Framework and Methodology

This work introduces a novel framework that generates adversarial examples by searching in the semantic space of dense, continuous data representations. The approach leverages Generative Adversarial Networks (GANs) to achieve this. By mapping the data through a latent space, the authors create adversarial instances that are both natural and meaningful.

The framework involves two key components: a generator and an inverter. The generator learns a mapping from normally distributed latent vectors to data instances, creating realistic adversarial samples. The inverter understands the mapping of real data instances back to this latent space, facilitating the exploration of adversarial examples in this semantic space.

Applications and Results

The framework is applied across various tasks, demonstrating its wide applicability:

  • Image Classification: Experiments on datasets like MNIST and LSUN showcase the generation of natural-looking adversarial images that maintain semantic coherence. This contrasts with traditional approaches like FGSM, which produce noise-heavy and less interpretable adversaries.
  • Textual Domains: The proposal is extended to language processing, wherein adversaries are generated for tasks such as textual entailment and machine translation. This capability stems from using an adversarially regularized autoencoder to handle discrete data, ensuring syntactic correctness in generated sentences.

The paper reports significant outcomes in terms of the naturalness and legibility of adversarial examples, verified through a combination of quantitative measures (e.g., perturbation distances in latent space) and human evaluations.

Implications and Future Directions

This research has substantial implications for understanding and improving model robustness. By generating adversarial examples that retain semantic fidelity, it opens avenues for more insightful vulnerability assessments and robustness enhancements of machine learning models. The technique can be extended to evaluate black-box models without requiring gradient access, making it relevant for practical applications where models often operate in opaque environments.

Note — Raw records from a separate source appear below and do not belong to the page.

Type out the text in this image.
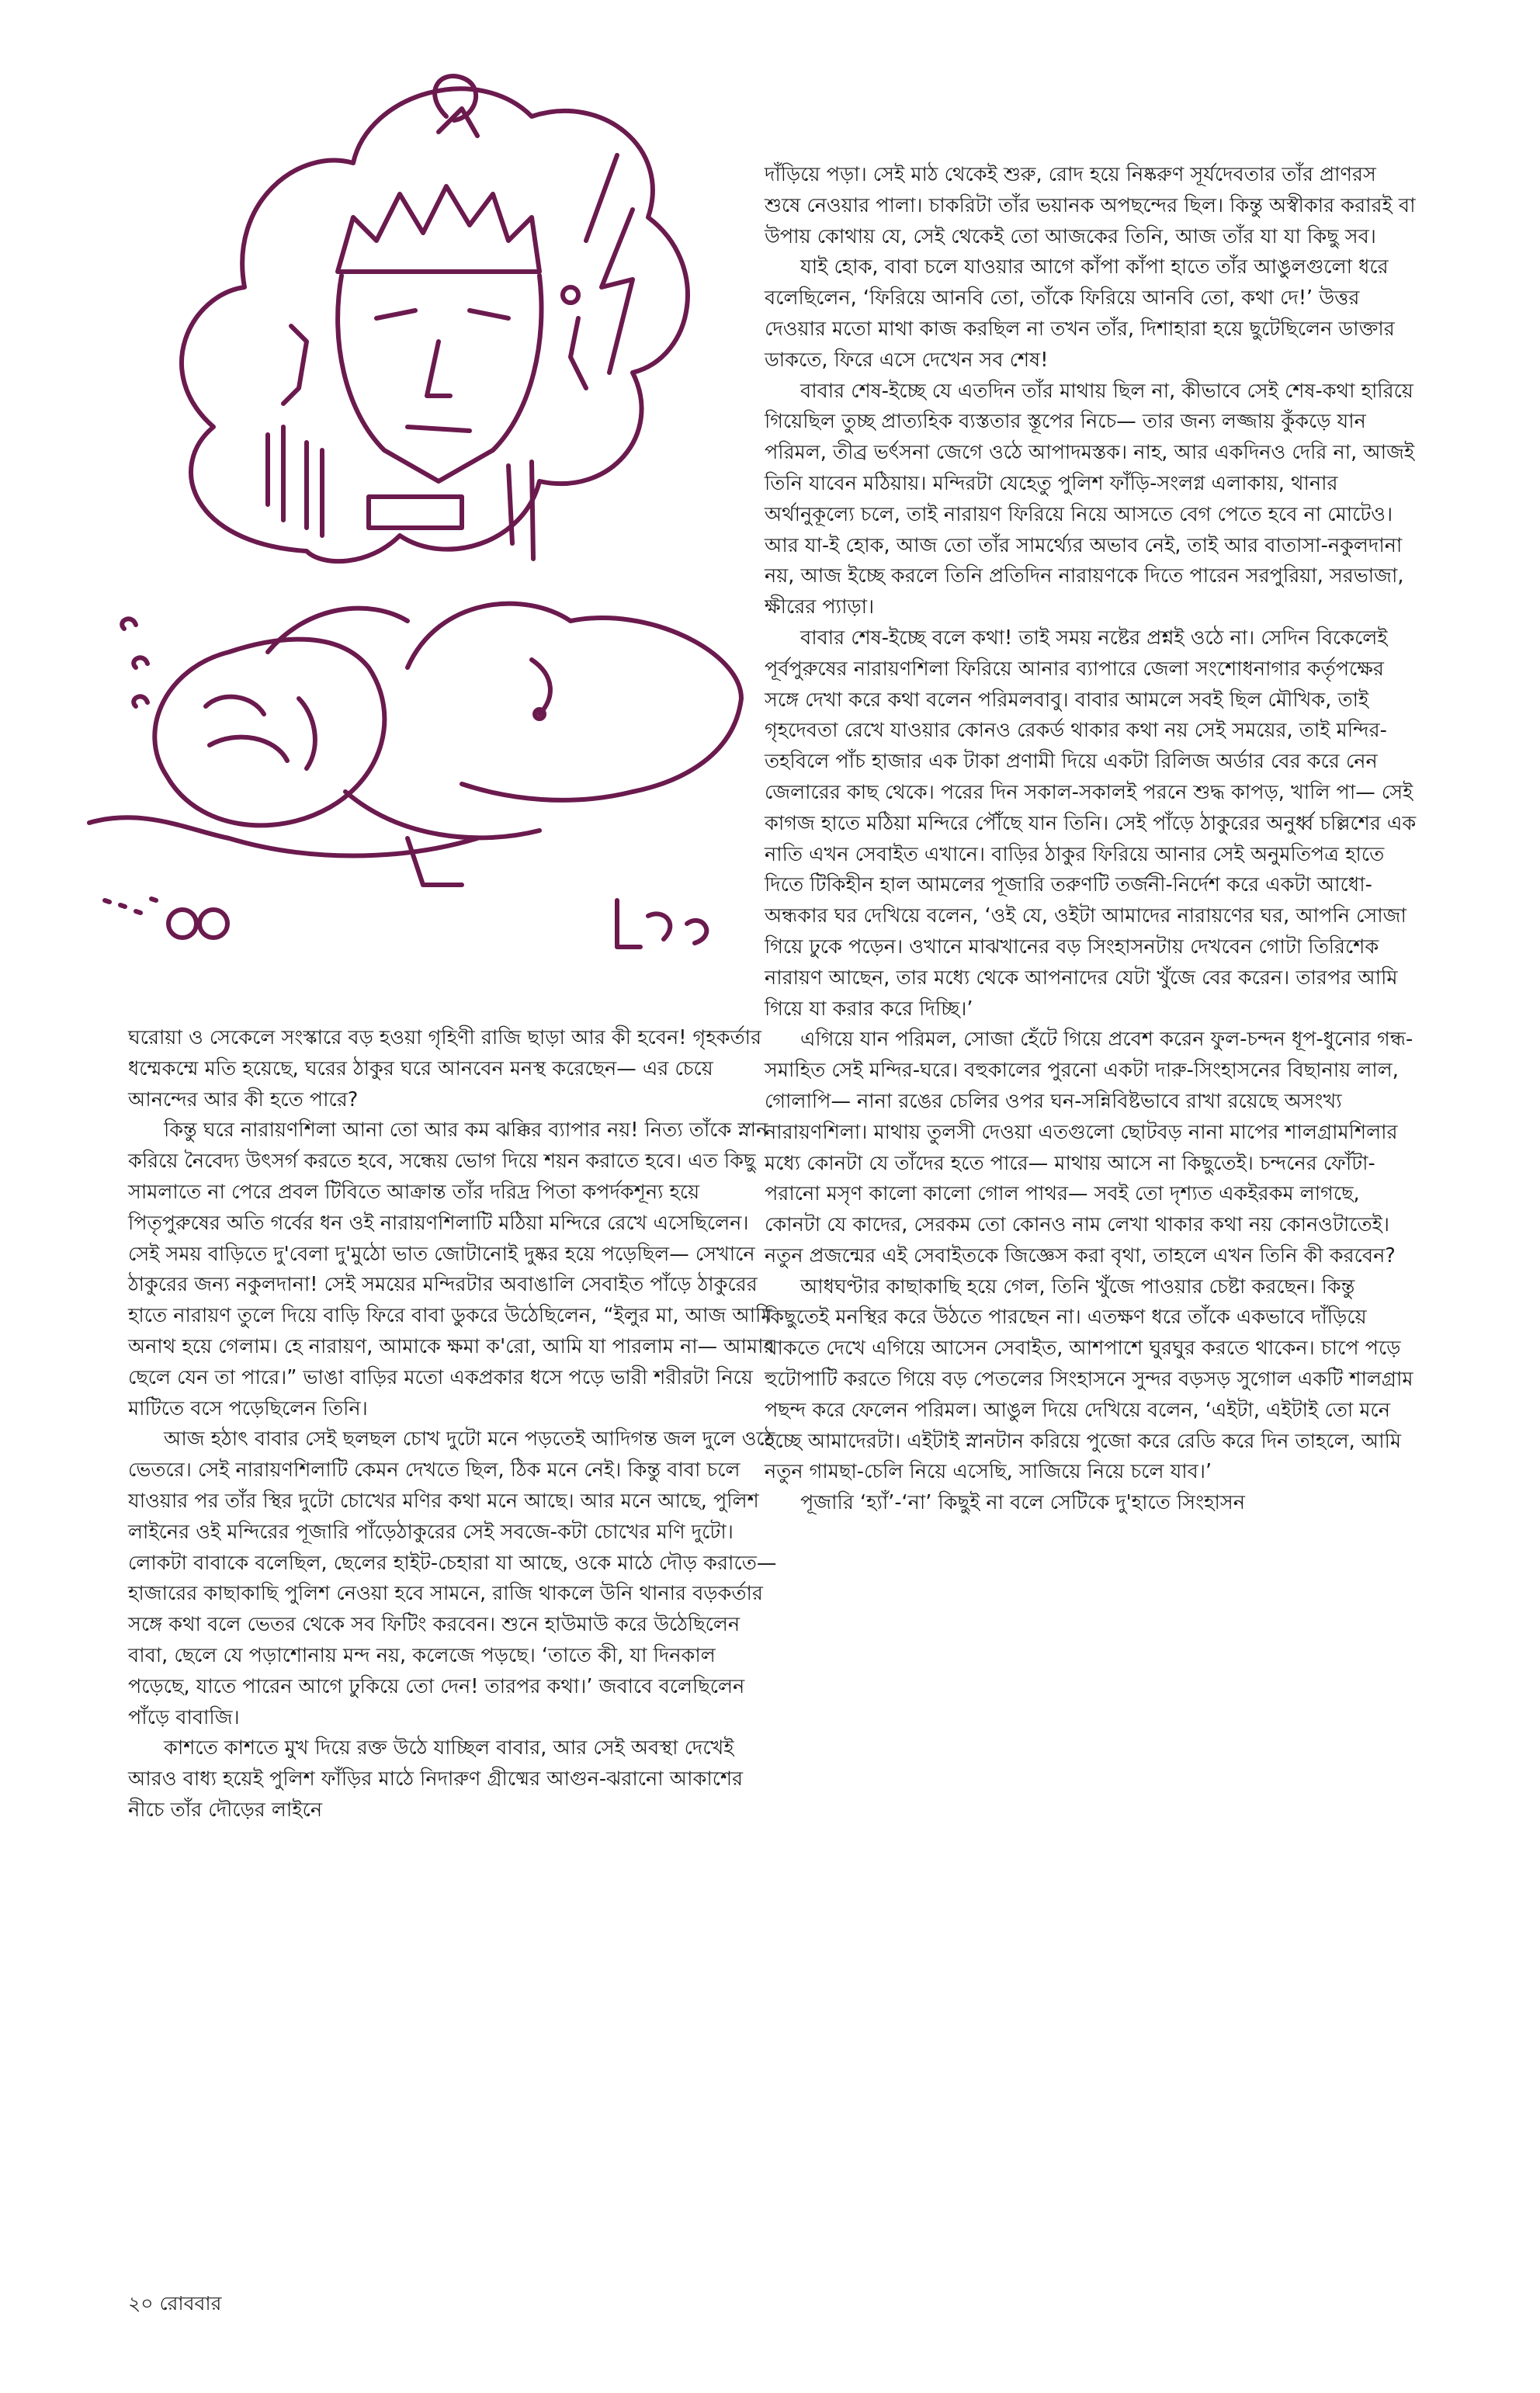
ঘরোয়া ও সেকেলে সংস্কারে বড় হওয়া গৃহিণী রাজি ছাড়া আর কী হবেন! গৃহকর্তার ধম্মেকম্মে মতি হয়েছে, ঘরের ঠাকুর ঘরে আনবেন মনস্থ করেছেন— এর চেয়ে আনন্দের আর কী হতে পারে?

কিন্তু ঘরে নারায়ণশিলা আনা তো আর কম ঝক্কির ব্যাপার নয়! নিত্য তাঁকে স্নান করিয়ে নৈবেদ্য উৎসর্গ করতে হবে, সন্ধেয় ভোগ দিয়ে শয়ন করাতে হবে। এত কিছু সামলাতে না পেরে প্রবল টিবিতে আক্রান্ত তাঁর দরিদ্র পিতা কপর্দকশূন্য হয়ে পিতৃপুরুষের অতি গর্বের ধন ওই নারায়ণশিলাটি মঠিয়া মন্দিরে রেখে এসেছিলেন। সেই সময় বাড়িতে দু'বেলা দু'মুঠো ভাত জোটানোই দুষ্কর হয়ে পড়েছিল— সেখানে ঠাকুরের জন্য নকুলদানা! সেই সময়ের মন্দিরটার অবাঙালি সেবাইত পাঁড়ে ঠাকুরের হাতে নারায়ণ তুলে দিয়ে বাড়ি ফিরে বাবা ডুকরে উঠেছিলেন, “ইলুর মা, আজ আমি অনাথ হয়ে গেলাম। হে নারায়ণ, আমাকে ক্ষমা ক'রো, আমি যা পারলাম না— আমার ছেলে যেন তা পারে।” ভাঙা বাড়ির মতো একপ্রকার ধসে পড়ে ভারী শরীরটা নিয়ে মাটিতে বসে পড়েছিলেন তিনি।

আজ হঠাৎ বাবার সেই ছলছল চোখ দুটো মনে পড়তেই আদিগন্ত জল দুলে ওঠে ভেতরে। সেই নারায়ণশিলাটি কেমন দেখতে ছিল, ঠিক মনে নেই। কিন্তু বাবা চলে যাওয়ার পর তাঁর স্থির দুটো চোখের মণির কথা মনে আছে। আর মনে আছে, পুলিশ লাইনের ওই মন্দিরের পূজারি পাঁড়েঠাকুরের সেই সবজে-কটা চোখের মণি দুটো। লোকটা বাবাকে বলেছিল, ছেলের হাইট-চেহারা যা আছে, ওকে মাঠে দৌড় করাতে— হাজারের কাছাকাছি পুলিশ নেওয়া হবে সামনে, রাজি থাকলে উনি থানার বড়কর্তার সঙ্গে কথা বলে ভেতর থেকে সব ফিটিং করবেন। শুনে হাউমাউ করে উঠেছিলেন বাবা, ছেলে যে পড়াশোনায় মন্দ নয়, কলেজে পড়ছে। ‘তাতে কী, যা দিনকাল পড়েছে, যাতে পারেন আগে ঢুকিয়ে তো দেন! তারপর কথা।’ জবাবে বলেছিলেন পাঁড়ে বাবাজি।

কাশতে কাশতে মুখ দিয়ে রক্ত উঠে যাচ্ছিল বাবার, আর সেই অবস্থা দেখেই আরও বাধ্য হয়েই পুলিশ ফাঁড়ির মাঠে নিদারুণ গ্রীষ্মের আগুন-ঝরানো আকাশের নীচে তাঁর দৌড়ের লাইনে

দাঁড়িয়ে পড়া। সেই মাঠ থেকেই শুরু, রোদ হয়ে নিষ্করুণ সূর্যদেবতার তাঁর প্রাণরস শুষে নেওয়ার পালা। চাকরিটা তাঁর ভয়ানক অপছন্দের ছিল। কিন্তু অস্বীকার করারই বা উপায় কোথায় যে, সেই থেকেই তো আজকের তিনি, আজ তাঁর যা যা কিছু সব।

যাই হোক, বাবা চলে যাওয়ার আগে কাঁপা কাঁপা হাতে তাঁর আঙুলগুলো ধরে বলেছিলেন, ‘ফিরিয়ে আনবি তো, তাঁকে ফিরিয়ে আনবি তো, কথা দে!’ উত্তর দেওয়ার মতো মাথা কাজ করছিল না তখন তাঁর, দিশাহারা হয়ে ছুটেছিলেন ডাক্তার ডাকতে, ফিরে এসে দেখেন সব শেষ!

বাবার শেষ-ইচ্ছে যে এতদিন তাঁর মাথায় ছিল না, কীভাবে সেই শেষ-কথা হারিয়ে গিয়েছিল তুচ্ছ প্রাত্যহিক ব্যস্ততার স্তূপের নিচে— তার জন্য লজ্জায় কুঁকড়ে যান পরিমল, তীব্র ভর্ৎসনা জেগে ওঠে আপাদমস্তক। নাহ, আর একদিনও দেরি না, আজই তিনি যাবেন মঠিয়ায়। মন্দিরটা যেহেতু পুলিশ ফাঁড়ি-সংলগ্ন এলাকায়, থানার অর্থানুকূল্যে চলে, তাই নারায়ণ ফিরিয়ে নিয়ে আসতে বেগ পেতে হবে না মোটেও। আর যা-ই হোক, আজ তো তাঁর সামর্থ্যের অভাব নেই, তাই আর বাতাসা-নকুলদানা নয়, আজ ইচ্ছে করলে তিনি প্রতিদিন নারায়ণকে দিতে পারেন সরপুরিয়া, সরভাজা, ক্ষীরের প্যাড়া।

বাবার শেষ-ইচ্ছে বলে কথা! তাই সময় নষ্টের প্রশ্নই ওঠে না। সেদিন বিকেলেই পূর্বপুরুষের নারায়ণশিলা ফিরিয়ে আনার ব্যাপারে জেলা সংশোধনাগার কর্তৃপক্ষের সঙ্গে দেখা করে কথা বলেন পরিমলবাবু। বাবার আমলে সবই ছিল মৌখিক, তাই গৃহদেবতা রেখে যাওয়ার কোনও রেকর্ড থাকার কথা নয় সেই সময়ের, তাই মন্দির-তহবিলে পাঁচ হাজার এক টাকা প্রণামী দিয়ে একটা রিলিজ অর্ডার বের করে নেন জেলারের কাছ থেকে। পরের দিন সকাল-সকালই পরনে শুদ্ধ কাপড়, খালি পা— সেই কাগজ হাতে মঠিয়া মন্দিরে পৌঁছে যান তিনি। সেই পাঁড়ে ঠাকুরের অনুর্ধ্ব চল্লিশের এক নাতি এখন সেবাইত এখানে। বাড়ির ঠাকুর ফিরিয়ে আনার সেই অনুমতিপত্র হাতে দিতে টিকিহীন হাল আমলের পূজারি তরুণটি তর্জনী-নির্দেশ করে একটা আধো-অন্ধকার ঘর দেখিয়ে বলেন, ‘ওই যে, ওইটা আমাদের নারায়ণের ঘর, আপনি সোজা গিয়ে ঢুকে পড়েন। ওখানে মাঝখানের বড় সিংহাসনটায় দেখবেন গোটা তিরিশেক নারায়ণ আছেন, তার মধ্যে থেকে আপনাদের যেটা খুঁজে বের করেন। তারপর আমি গিয়ে যা করার করে দিচ্ছি।’

এগিয়ে যান পরিমল, সোজা হেঁটে গিয়ে প্রবেশ করেন ফুল-চন্দন ধূপ-ধুনোর গন্ধ-সমাহিত সেই মন্দির-ঘরে। বহুকালের পুরনো একটা দারু-সিংহাসনের বিছানায় লাল, গোলাপি— নানা রঙের চেলির ওপর ঘন-সন্নিবিষ্টভাবে রাখা রয়েছে অসংখ্য নারায়ণশিলা। মাথায় তুলসী দেওয়া এতগুলো ছোটবড় নানা মাপের শালগ্রামশিলার মধ্যে কোনটা যে তাঁদের হতে পারে— মাথায় আসে না কিছুতেই। চন্দনের ফোঁটা-পরানো মসৃণ কালো কালো গোল পাথর— সবই তো দৃশ্যত একইরকম লাগছে, কোনটা যে কাদের, সেরকম তো কোনও নাম লেখা থাকার কথা নয় কোনওটাতেই। নতুন প্রজন্মের এই সেবাইতকে জিজ্ঞেস করা বৃথা, তাহলে এখন তিনি কী করবেন?

আধঘণ্টার কাছাকাছি হয়ে গেল, তিনি খুঁজে পাওয়ার চেষ্টা করছেন। কিন্তু কিছুতেই মনস্থির করে উঠতে পারছেন না। এতক্ষণ ধরে তাঁকে একভাবে দাঁড়িয়ে থাকতে দেখে এগিয়ে আসেন সেবাইত, আশপাশে ঘুরঘুর করতে থাকেন। চাপে পড়ে হুটোপাটি করতে গিয়ে বড় পেতলের সিংহাসনে সুন্দর বড়সড় সুগোল একটি শালগ্রাম পছন্দ করে ফেলেন পরিমল। আঙুল দিয়ে দেখিয়ে বলেন, ‘এইটা, এইটাই তো মনে হচ্ছে আমাদেরটা। এইটাই স্নানটান করিয়ে পুজো করে রেডি করে দিন তাহলে, আমি নতুন গামছা-চেলি নিয়ে এসেছি, সাজিয়ে নিয়ে চলে যাব।’

পূজারি ‘হ্যাঁ’-‘না’ কিছুই না বলে সেটিকে দু'হাতে সিংহাসন

২০ রোববার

Future developments could explore more sophisticated search algorithms and the integration of alternative generative models like VAEs. Advances in GAN training methodologies and their incorporation into this framework could further enhance the quality of adversarial samples.

In conclusion, this paper provides an interdisciplinary approach combining adversarial learning and generative modeling to address crucial shortcomings in adversarial example generation, particularly within complex domains requiring semantic coherence. The results contribute toward more resilient machine learning systems, effectively bridging theoretical advancements with practical necessities.